- Location: Chhuikhadan
- Coordinates: 21°32′N 80°59′E﻿ / ﻿21.53°N 80.98°E
- Opening date: 1986

Dam and spillways
- Type of dam: Embankment, earthen-fill
- Impounds: Pipariya River
- Height: 21 m (69 ft)
- Length: 1,953 m (6,407 ft)

Reservoir
- Creates: Rani Rashmi Devi Reservoir
- Total capacity: 40,560,000 m^{3} (32,880 acre⋅ft)

= Chhindari Dam =

Dam in Chhattisgarh, India

Chhindari Dam is a medium irrigation project built across the Pipariya River, about 8 km west of Chhuikhadan in the Khairagarh-Chhuikhadan-Gandai district of Chhattisgarh, India. It is the largest dam of the district and gets its name from the neighbouring village of Chhindari. The lake that the dam forms behind it is officially known as the Rani Rashmi Devi Reservoir which extends in a northsouth direction.

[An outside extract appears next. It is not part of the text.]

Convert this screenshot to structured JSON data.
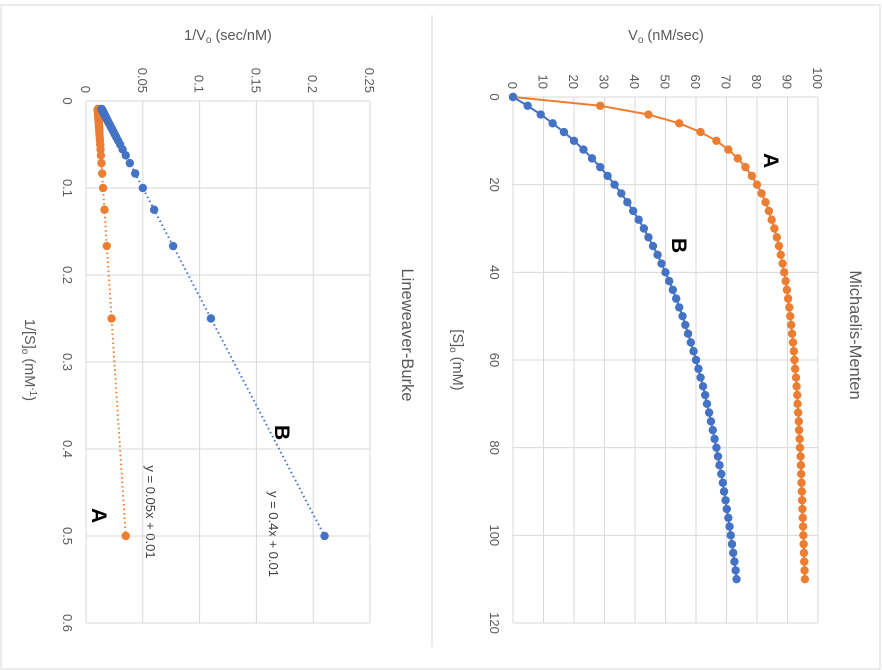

The construction of the dam completed in 1986 later the state government in the year placed under the handed over to the Chhuikhadan Water Resources department division for its repair and maintenance.

==Benefits==
The Chhindari dam was built in hopes of benefiting the locals with better irrigation and cultivation systems. The reservoir consists of two major gates which release water of farmers demand any situation through its canals. The artificial lake is used to store water.

- Local water supply
- Distant water supply, if water is sent to cities via aqueducts
- Local source of fishing & boating
- Wildlife habitat
- Increased water pressure for those living in the valley
- Irrigation
- Flood water control

==Low utilization of developed water resources==
The actual utilization as compared with the designed potential is very poor, about 61%. The reason could be the low rainfall or the low maintenance of the canal system.